Noir let some of his senses open, trying to feel for the dead. He heard a child singing.  And he heard another crying:

"In the bleak mid-winter,
Frosty wind made moan,
Earth stood hard as iron,
Water like a stone,
Snow had fallen, snow on snow,
Snow on Snow,
In the bleak mid-winter
Long Ago"

Noir tried to focus his senses, to see the ghosts or whatever still hid in this place.

Next to the fire place, a small boy sat shivering.  His flesh was charred and twisted.  In the ghostly images Noir saw, the boy still burned with fire.  The necromancer cringed.  The ghost boy would still remember the trauma of that death over and over.

Nonetheless, Noir Badarte asked his question.  "How can I help you?"

The boy looked up from his half-crying, half-singing.  He took his hands from his face, revealing melted skin that only had a single eye and a misshapen mouth.  "Halp?  Please halp!"

The boy nodded.  Noir gritted his teeth and extended his necrokinesis.  Noir could see dark tendrils extend from his body to the boy.  Each tendril was Nothingness, stary black that neither existed nor didn't exist.  Nothing and all possibilities, all tied to his own magicks.

"Gulhp!  NO!"

Painful energy shocked back at Noir.  Before he could stopped it, his spell had twisted.  It failed to do what he intended.  Instead of helping mending the ghost and give it a better true form.  "What?"
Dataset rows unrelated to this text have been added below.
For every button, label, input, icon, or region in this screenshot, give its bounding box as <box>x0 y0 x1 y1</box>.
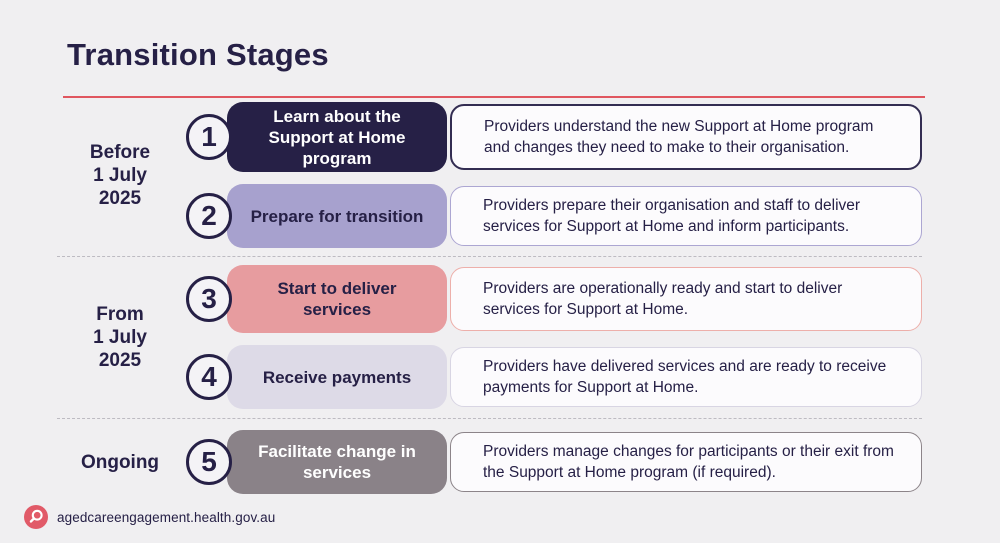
stage-pill-label: Start to deliver services <box>277 279 397 319</box>
stage-description-text: Providers manage changes for participant… <box>483 443 894 481</box>
stage-number-badge: 5 <box>186 439 232 485</box>
group-divider <box>57 256 922 257</box>
title-underline <box>63 96 925 98</box>
group-label-from-1-july-2025: From 1 July 2025 <box>93 303 147 371</box>
group-label-before-1-july-2025: Before 1 July 2025 <box>89 141 151 209</box>
stage-pill: Receive payments <box>227 345 447 409</box>
stage-description-card: Providers are operationally ready and st… <box>450 267 922 331</box>
stage-number: 1 <box>201 121 217 152</box>
stage-description-text: Providers prepare their organisation and… <box>483 197 861 235</box>
stage-number: 5 <box>201 446 217 477</box>
stage-pill-label: Prepare for transition <box>250 206 424 226</box>
stage-pill: Learn about the Support at Home program <box>227 102 447 172</box>
stage-number: 2 <box>201 200 217 231</box>
stage-pill-label: Learn about the Support at Home program <box>268 106 406 168</box>
stage-number-badge: 4 <box>186 354 232 400</box>
stage-number-badge: 3 <box>186 276 232 322</box>
stage-pill: Facilitate change in services <box>227 430 447 494</box>
search-icon <box>29 509 43 523</box>
stage-number: 4 <box>201 361 217 392</box>
stage-description-card: Providers prepare their organisation and… <box>450 186 922 246</box>
stage-number-badge: 2 <box>186 193 232 239</box>
magnifier-icon <box>24 505 48 529</box>
stage-description-text: Providers are operationally ready and st… <box>483 280 843 318</box>
group-divider <box>57 418 922 419</box>
page-title: Transition Stages <box>67 37 329 72</box>
stage-description-text: Providers have delivered services and ar… <box>483 358 887 396</box>
stage-description-text: Providers understand the new Support at … <box>484 118 874 156</box>
group-label-ongoing: Ongoing <box>80 451 160 473</box>
footer-url-link[interactable]: agedcareengagement.health.gov.au <box>57 510 276 525</box>
stage-description-card: Providers manage changes for participant… <box>450 432 922 492</box>
stage-pill-label: Receive payments <box>262 367 412 387</box>
stage-pill: Prepare for transition <box>227 184 447 248</box>
stage-number-badge: 1 <box>186 114 232 160</box>
stage-pill-label: Facilitate change in services <box>258 442 416 482</box>
stage-description-card: Providers have delivered services and ar… <box>450 347 922 407</box>
stage-pill: Start to deliver services <box>227 265 447 333</box>
stage-description-card: Providers understand the new Support at … <box>450 104 922 170</box>
stage-number: 3 <box>201 283 217 314</box>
A spell meant to give relief.  Noir meant well, he knew that.  Instead, he felt each of his nerves on fire as something ended the spell.  But not without putting every nerve in his body into hyper-pain mode.

Meanwhile, the child ghost started to scream and squeal.  It went berserk, becoming a manifested ephemeral being.  Ectoplasm dripped with each of its steps.  Then not just one, but a dozen, then a hundred tiny burning children manifested, transulecent green ectoplasm coming into being.  Noir's twisted spell unleashed the dormant spirit of the house.

Each child ghost screamed absurdities.  Chanting and ranting, each child-ghost tore at his clothes or flung debris at him.  Covered in soot and trying to get away, Noir started to scream.

Panicking, Noir closed his eyes.  Blindly he tried to find his way out of the house, tripping over a hole in the floor and falling.

Wham!

With the wind knocked out of him, Noir moaned and looked around.  No more child-ghosts.  Not here.  "No," He told himself, "Not child-ghosts.  Poltergeist.  Its friggin' poltergeist hive mind."